Ik ken geen beurs met een gemiddeld dividendrendement van 8,25%. Dividenduitkeringen zijn de enige nettoinkomsten die je als aandelen bezitter kunt krijgen uit het bezit van een aandeel en gedurende het bezit van een aandeel. Dus heeft men hier stiekem gemiddelde langjarige niet gerealiseerde koerswinsten in gestopt. Het gemiddelde dividend rendement van de AEX zat destijds rond de 3,5% en op de andere beurzen lag dat nog lager.

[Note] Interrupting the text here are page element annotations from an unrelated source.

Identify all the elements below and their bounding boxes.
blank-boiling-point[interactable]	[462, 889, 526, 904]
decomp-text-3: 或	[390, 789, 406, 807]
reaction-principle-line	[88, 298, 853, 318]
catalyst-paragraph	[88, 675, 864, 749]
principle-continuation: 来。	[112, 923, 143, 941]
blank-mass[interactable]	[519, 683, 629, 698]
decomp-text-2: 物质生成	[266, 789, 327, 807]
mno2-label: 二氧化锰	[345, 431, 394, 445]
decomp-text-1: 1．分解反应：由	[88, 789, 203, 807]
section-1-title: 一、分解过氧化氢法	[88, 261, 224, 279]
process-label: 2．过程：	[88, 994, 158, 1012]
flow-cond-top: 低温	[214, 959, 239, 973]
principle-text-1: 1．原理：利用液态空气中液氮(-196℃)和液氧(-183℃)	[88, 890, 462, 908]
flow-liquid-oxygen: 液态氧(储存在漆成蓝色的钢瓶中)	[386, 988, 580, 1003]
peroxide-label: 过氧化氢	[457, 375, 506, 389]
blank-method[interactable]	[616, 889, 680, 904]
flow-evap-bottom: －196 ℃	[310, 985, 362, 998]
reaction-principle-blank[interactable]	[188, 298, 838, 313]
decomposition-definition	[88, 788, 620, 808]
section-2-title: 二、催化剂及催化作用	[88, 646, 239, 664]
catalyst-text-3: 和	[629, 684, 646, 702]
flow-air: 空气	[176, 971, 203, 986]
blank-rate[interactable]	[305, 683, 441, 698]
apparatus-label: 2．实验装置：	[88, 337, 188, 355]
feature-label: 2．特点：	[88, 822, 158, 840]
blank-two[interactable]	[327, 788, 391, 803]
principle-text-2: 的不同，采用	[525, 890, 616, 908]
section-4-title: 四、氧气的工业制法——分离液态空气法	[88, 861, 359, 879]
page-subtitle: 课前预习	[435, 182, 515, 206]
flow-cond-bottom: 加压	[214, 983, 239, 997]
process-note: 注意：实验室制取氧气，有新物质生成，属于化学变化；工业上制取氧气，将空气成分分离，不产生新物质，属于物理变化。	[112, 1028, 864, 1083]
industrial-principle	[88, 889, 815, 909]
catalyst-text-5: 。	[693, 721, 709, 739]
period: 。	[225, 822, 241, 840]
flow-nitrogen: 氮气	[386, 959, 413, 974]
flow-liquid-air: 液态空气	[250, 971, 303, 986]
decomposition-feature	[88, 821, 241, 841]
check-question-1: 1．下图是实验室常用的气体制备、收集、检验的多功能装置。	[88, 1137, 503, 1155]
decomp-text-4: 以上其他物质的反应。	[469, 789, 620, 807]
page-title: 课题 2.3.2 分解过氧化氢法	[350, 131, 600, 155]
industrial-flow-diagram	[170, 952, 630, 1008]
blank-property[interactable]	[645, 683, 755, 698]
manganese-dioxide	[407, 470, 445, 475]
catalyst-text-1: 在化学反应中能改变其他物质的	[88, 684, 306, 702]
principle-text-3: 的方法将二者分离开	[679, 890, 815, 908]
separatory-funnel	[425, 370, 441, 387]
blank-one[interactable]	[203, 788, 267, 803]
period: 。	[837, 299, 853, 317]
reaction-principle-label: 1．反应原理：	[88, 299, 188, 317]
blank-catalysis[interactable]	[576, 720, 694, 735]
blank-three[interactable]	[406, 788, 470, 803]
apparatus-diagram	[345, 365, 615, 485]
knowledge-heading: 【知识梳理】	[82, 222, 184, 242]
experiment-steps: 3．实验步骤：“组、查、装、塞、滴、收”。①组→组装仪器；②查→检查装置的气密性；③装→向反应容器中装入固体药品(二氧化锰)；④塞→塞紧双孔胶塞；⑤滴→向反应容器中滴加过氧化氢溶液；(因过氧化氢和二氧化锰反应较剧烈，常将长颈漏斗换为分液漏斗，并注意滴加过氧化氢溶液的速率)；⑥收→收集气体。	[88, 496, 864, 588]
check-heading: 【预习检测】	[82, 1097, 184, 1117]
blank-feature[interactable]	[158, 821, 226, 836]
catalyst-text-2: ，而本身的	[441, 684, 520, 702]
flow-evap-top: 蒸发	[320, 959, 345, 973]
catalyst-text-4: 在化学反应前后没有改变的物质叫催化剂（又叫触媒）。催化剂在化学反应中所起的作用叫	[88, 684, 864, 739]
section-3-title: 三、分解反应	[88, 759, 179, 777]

Stukje parlementaire geschiedenis tav het box 3 gebeuren. De Minister van Financiën heeft bij de presentatie en de behandeling van de Wet IB 2001in de 2e Kamer, in de Kamerstukken en de memorie van toelichting nadrukkelijk vermeld aan de Kamer voorgehouden bij de wijziging van de Wet IB niet te willen/zullen overgaan tot een vermogensbelasting of een vermogensaanwasbelasting. Dit kan een ieder gewoon teruglezen.